Sunday, March 24, 2013

Real-life case study



Description:
Unit 3: Week 3 (3/25 - 3/31) - Real Life Case Study

Real-Life Case Study

In February 2003, at Duke University Medical Center, Jessica Santillan who was 17 died after undergoing heart-lung transplantation because of a simple mistake. The circumstances of this case were particularly poignant. Her family and the wider community had gone to extraordinary lengths to make her operation possible. Jessica had been brought to the United States by her father, a truck driver from Guadalajara, Mexico to seek treatment for her condition. She suffered from a severe congenital heart problem, and was disabled to the extent that she fainted on any exertion. The only treatment for her condition was a heart-lung transplant. Her family begged in the streets to raise funds for Jessica's procedure until a North Carolina businessman adopted her cause. Money was then raised by a grass-roots foundation by building houses with donated materials and selling them....CLICK HERE TO GET MORE ON THIS ESSAY!!!
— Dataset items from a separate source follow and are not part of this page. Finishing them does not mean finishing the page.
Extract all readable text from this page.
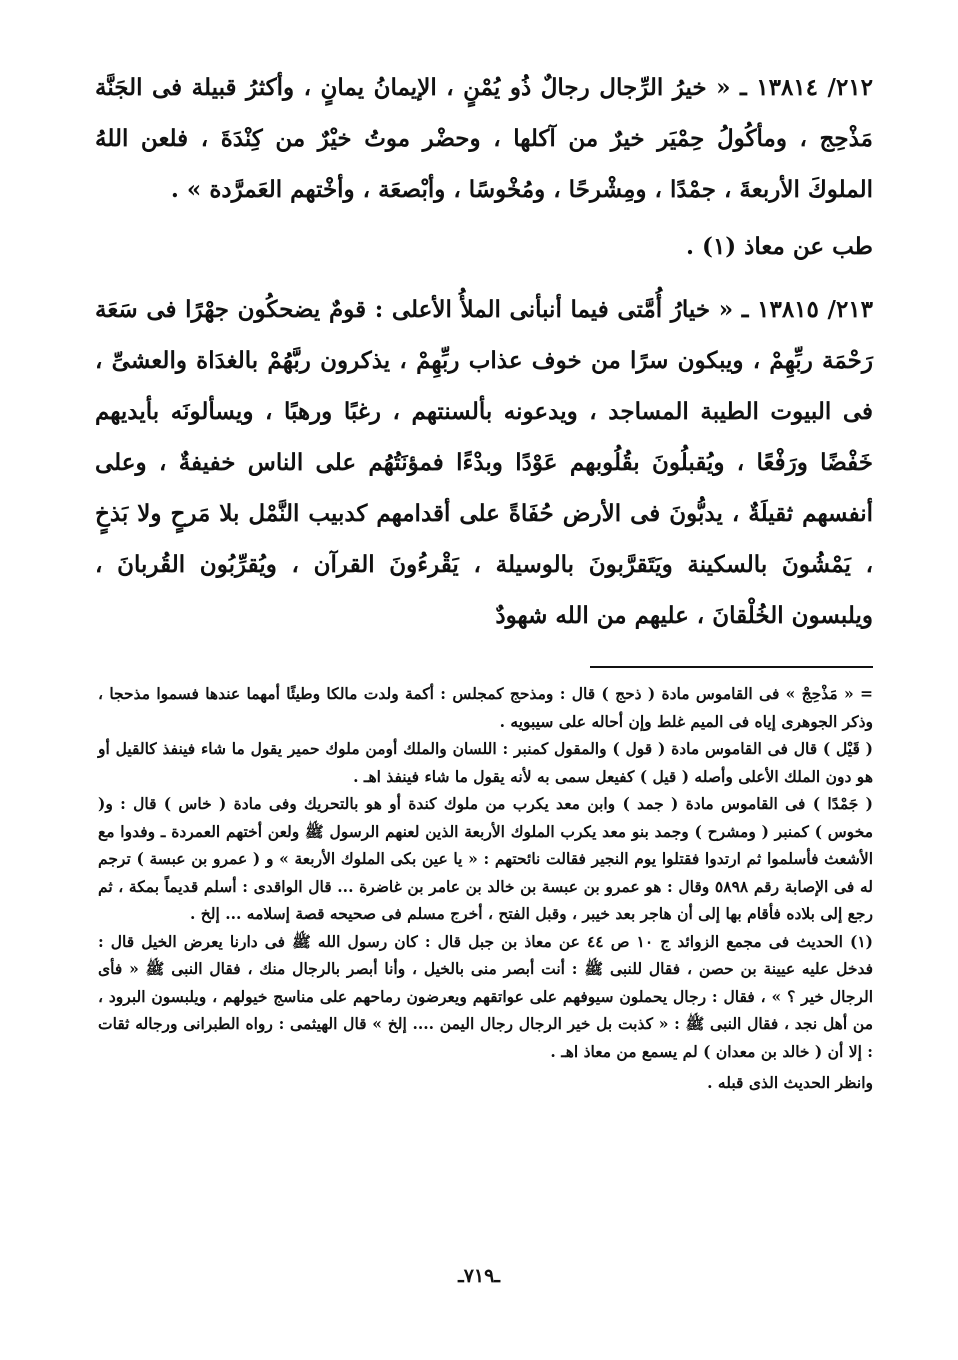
٢١٢/ ١٣٨١٤ ـ « خيرُ الرِّجال رجالٌ ذُو يُمْنٍ ، الإيمانُ يمانٍ ، وأكثرُ قبيلة فى الجَنَّة مَذْحِج ، ومأكُولُ حِمْيَر خيرٌ من آكلها ، وحضْر موتُ خيْرٌ من كِنْدَةَ ، فلعن اللهُ الملوكَ الأربعةَ ، جمْدًا ، ومِشْرحًا ، ومُخْوسًا ، وأبْصعَة ، وأخْتهم العَمرَّدة » .

طب عن معاذ (١) .

٢١٣/ ١٣٨١٥ ـ « خيارُ أُمَّتى فيما أنبأنى الملأُ الأعلى : قومٌ يضحكُون جهْرًا فى سَعَة رَحْمَة ربِّهِمْ ، ويبكون سرًا من خوف عذاب ربِّهِمْ ، يذكرون ربَّهُمْ بالغدَاة والعشىِّ ، فى البيوت الطيبة المساجد ، ويدعونه بألسنتهم ، رغبًا ورهبًا ، ويسألونَه بأيديهم خَفْضًا ورَفْعًا ، ويُقبلُونَ بقُلُوبهم عَوْدًا وبدْءًا فمؤنَتُهُم على الناس خفيفةٌ ، وعلى أنفسهم ثقيلَةٌ ، يدبُّونَ فى الأرض حُفَاةً على أقدامهم كدبيب النَّمْل بلا مَرحٍ ولا بَذخٍ ، يَمْشُونَ بالسكينة ويَتَقرَّبونَ بالوسيلة ، يَقْرءُونَ القرآن ، ويُقرِّبُون القُربانَ ، ويلبسون الخُلْقانَ ، عليهم من الله شهودٌ

= « مَذْحِجْ » فى القاموس مادة ( ذحج ) قال : ومذحج كمجلس : أكمة ولدت مالكا وطيئًا أمهما عندها فسموا مذحجا ، وذكر الجوهرى إياه فى الميم غلط وإن أحاله على سيبويه .

( قَيْل ) قال فى القاموس مادة ( قول ) والمقول كمنبر : اللسان والملك أومن ملوك حمير يقول ما شاء فينفذ كالقيل أو هو دون الملك الأعلى وأصله ( قيل ) كفيعل سمى به لأنه يقول ما شاء فينفذ اهـ .

( جَمْدًا ) فى القاموس مادة ( جمد ) وابن معد يكرب من ملوك كندة أو هو بالتحريك وفى مادة ( خاس ) قال : و( مخوس ) كمنبر ( ومشرح ) وجمد بنو معد يكرب الملوك الأربعة الذين لعنهم الرسول ﷺ ولعن أختهم العمردة ـ وفدوا مع الأشعث فأسلموا ثم ارتدوا فقتلوا يوم النجير فقالت نائحتهم : « يا عين بكى الملوك الأربعة » و ( عمرو بن عبسة ) ترجم له فى الإصابة رقم ٥٨٩٨ وقال : هو عمرو بن عبسة بن خالد بن عامر بن غاضرة ... قال الواقدى : أسلم قديماً بمكة ، ثم رجع إلى بلاده فأقام بها إلى أن هاجر بعد خيبر ، وقبل الفتح ، أخرج مسلم فى صحيحه قصة إسلامه ... إلخ .

(١) الحديث فى مجمع الزوائد ج ١٠ ص ٤٤ عن معاذ بن جبل قال : كان رسول الله ﷺ فى دارنا يعرض الخيل قال : فدخل عليه عيينة بن حصن ، فقال للنبى ﷺ : أنت أبصر منى بالخيل ، وأنا أبصر بالرجال منك ، فقال النبى ﷺ « فأى الرجال خير ؟ » ، فقال : رجال يحملون سيوفهم على عواتقهم ويعرضون رماحهم على مناسج خيولهم ، ويلبسون البرود ، من أهل نجد ، فقال النبى ﷺ : « كذبت بل خير الرجال رجال اليمن .... إلخ » قال الهيثمى : رواه الطبرانى ورجاله ثقات : إلا أن ( خالد بن معدان ) لم يسمع من معاذ اهـ .

وانظر الحديث الذى قبله .

ـ٧١٩ـ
On the evening preceding the operation, there were considerable logistical difficulties in obtaining the organs. They were eventually implanted, but, after a short time it became apparent that they were not functioning well. The transplant coordinator then called to inform the team that the transplanted organs were incompatible: Jessica's blood type was O and the donor's was A. Jessica spent two weeks in intensive care, critically ill. She underwent a second heart-lung transplant, but to no avail. On February 22 she was pronounced brain dead, and life-support was withdrawn....CLICK HERE TO GET MORE ON THIS ESSAY!!!

During this period there was a full disclosure of the facts by Duke Medical Center. The chief executive officer admitted publicly that an error had been made. A chronology of the events was posted on a web site. Public apologies were made. Subsequently, a root cause analysis was undertaken, and changes instituted into transplant procedures at Duke, with a view to reducing the likelihood of recurrence of this type of tragic event.....

(Excerpt taken from Safety and Ethics in Healthcare: a Guide to Getting It Right by Runciman, Merry and Walton)

Respond to the following questions:

Was this an example of the good use of healthcare resources? How did things go wrong? How was such a basic requirement--to check the compatibility of the blood groups--overlooked by such highly skilled, highly motivated and well intentioned professionals? Should anyone be blamed or was this a system failure? How can errors of this sort be avoided? Was the hospital's response appropriate? Using your knowledge on root cause analysis, please develop a cause-and-effect diagram for this case and develop an Action Plan. What do you think Duke changed to prevent events like this from happening again (policies, procedures, etc.)?